Question

A wide vessel with a small hole at the bottom is filled with water and kerosene. Find the approximate velocity of the water flow if thickness of water layer is $30\text{cm}$ and that of kerosene layer is $20\text{cm}$.
Specific gravity of kerosene $=0.8$.

• A. $300\text{m/s}$
• B. $30\text{m/s}$
• C. $3\text{m/s}$
• D. $1\text{m/s}$

Answer 1

The correct option is C $3\text{m/s}$

As water is heavier than kerosene, it will form the lower layer.

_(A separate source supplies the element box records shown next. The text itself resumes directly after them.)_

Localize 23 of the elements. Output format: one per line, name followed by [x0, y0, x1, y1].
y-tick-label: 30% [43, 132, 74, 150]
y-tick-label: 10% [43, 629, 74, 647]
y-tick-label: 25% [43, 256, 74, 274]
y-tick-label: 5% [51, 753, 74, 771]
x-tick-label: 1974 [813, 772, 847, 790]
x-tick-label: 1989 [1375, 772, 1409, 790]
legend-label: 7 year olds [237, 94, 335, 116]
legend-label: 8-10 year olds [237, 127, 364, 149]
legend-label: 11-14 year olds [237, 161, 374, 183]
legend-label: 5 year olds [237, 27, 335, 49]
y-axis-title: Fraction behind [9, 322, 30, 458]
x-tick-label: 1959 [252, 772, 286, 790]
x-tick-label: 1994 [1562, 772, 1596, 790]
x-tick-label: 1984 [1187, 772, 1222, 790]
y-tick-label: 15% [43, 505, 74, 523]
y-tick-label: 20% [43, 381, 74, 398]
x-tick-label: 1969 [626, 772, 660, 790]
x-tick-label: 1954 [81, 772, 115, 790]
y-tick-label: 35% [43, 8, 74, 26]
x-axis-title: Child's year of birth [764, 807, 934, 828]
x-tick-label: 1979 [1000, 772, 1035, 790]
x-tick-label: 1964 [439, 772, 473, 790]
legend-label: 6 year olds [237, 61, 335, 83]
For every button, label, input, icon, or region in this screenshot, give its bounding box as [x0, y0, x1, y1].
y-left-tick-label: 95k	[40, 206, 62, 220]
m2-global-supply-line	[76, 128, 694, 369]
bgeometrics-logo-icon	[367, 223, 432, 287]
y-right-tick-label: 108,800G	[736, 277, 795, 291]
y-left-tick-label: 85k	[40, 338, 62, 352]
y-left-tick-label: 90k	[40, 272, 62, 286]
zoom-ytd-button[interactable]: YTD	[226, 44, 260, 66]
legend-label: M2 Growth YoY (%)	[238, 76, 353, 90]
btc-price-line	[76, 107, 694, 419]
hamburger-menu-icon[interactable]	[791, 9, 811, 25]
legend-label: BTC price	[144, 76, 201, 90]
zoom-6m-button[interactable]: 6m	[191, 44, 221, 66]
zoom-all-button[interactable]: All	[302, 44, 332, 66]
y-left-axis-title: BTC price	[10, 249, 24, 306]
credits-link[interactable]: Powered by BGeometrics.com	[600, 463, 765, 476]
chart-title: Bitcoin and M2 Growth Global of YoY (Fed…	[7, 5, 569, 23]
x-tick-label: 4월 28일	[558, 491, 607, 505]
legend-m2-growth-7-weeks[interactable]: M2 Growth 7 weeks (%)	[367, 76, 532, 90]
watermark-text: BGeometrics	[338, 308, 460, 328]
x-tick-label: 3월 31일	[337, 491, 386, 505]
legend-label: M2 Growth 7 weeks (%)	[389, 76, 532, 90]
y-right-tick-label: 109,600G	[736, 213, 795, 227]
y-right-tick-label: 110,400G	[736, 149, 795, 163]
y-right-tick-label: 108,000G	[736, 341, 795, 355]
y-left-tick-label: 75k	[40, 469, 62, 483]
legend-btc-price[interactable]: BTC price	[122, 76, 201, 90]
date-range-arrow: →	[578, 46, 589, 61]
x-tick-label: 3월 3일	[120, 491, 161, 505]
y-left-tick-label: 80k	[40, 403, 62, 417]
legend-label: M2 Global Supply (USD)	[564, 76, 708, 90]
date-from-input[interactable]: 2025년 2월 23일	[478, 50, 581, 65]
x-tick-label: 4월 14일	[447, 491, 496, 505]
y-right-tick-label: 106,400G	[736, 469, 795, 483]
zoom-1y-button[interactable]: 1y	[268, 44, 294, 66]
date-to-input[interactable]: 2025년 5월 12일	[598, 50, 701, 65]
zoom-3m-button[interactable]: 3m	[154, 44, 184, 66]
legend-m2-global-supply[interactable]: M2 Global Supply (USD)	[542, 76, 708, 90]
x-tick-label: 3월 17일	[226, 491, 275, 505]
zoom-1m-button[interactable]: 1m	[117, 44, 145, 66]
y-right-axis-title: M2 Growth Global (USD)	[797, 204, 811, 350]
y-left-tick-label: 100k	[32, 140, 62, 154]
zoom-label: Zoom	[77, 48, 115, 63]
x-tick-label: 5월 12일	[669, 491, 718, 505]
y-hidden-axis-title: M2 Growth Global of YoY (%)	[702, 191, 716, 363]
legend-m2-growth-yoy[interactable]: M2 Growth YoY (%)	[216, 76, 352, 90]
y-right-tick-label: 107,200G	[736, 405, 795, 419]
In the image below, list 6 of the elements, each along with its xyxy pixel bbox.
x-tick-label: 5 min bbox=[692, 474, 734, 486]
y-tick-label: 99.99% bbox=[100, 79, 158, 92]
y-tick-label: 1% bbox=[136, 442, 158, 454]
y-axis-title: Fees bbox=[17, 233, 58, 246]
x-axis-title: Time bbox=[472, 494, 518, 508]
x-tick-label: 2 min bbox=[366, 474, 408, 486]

Hydrostatic pressure at the bottom $={\rho }_{1}g{h}_1+{\rho }_{2}g{h}_2$

Now, considering the combination of two liquid layers as a single layer of water of height $h_0$, then

$h_0{\rho }_{2}g=h_1{\rho }_{1}g+h_2{\rho }_{2}g........\left(1\right)$

Now, applying Bernoulli's theorem at the free (open) surface of liquid and at the hole,

$P_a+\frac{1}{2}{\rho }_1{v}_1^2=P_a+\frac{1}{2}{\rho }_2{v}_2^2+{\rho }_{2}g{h}_0$

Now, let area of the hole $=a$ and area of the open surface $=A$

Therefore, applying continuity equation:

$a{v}_2=A{v}_1\Rightarrow v_1=\frac{a{v}_2}{A}$

As $a<<A$, we can almost neglect $v_1$ comparing with $v_2$

Hence, using the above condition, from $\left(2\right)$

$v_2=\sqrt{2g{h}_0}$

From $\left(1\right)$ : $h_0=h_2+\frac{{\rho }_1}{{\rho }_2}{h}_1=0.3+\left(0.2\right)\left(0.8\right)$

$\Rightarrow h_0=0.3+0.16=0.46\text{m}$.

Hence, $v_2=\sqrt{\left(2\right)\left(10\right)\left(0.46\right)}=\sqrt{9.2}\approx 3\text{m/s}$

Therefore, required velocity $=3\text{m/s}$

Hence, option $\left(\text{C}\right)$ is correct.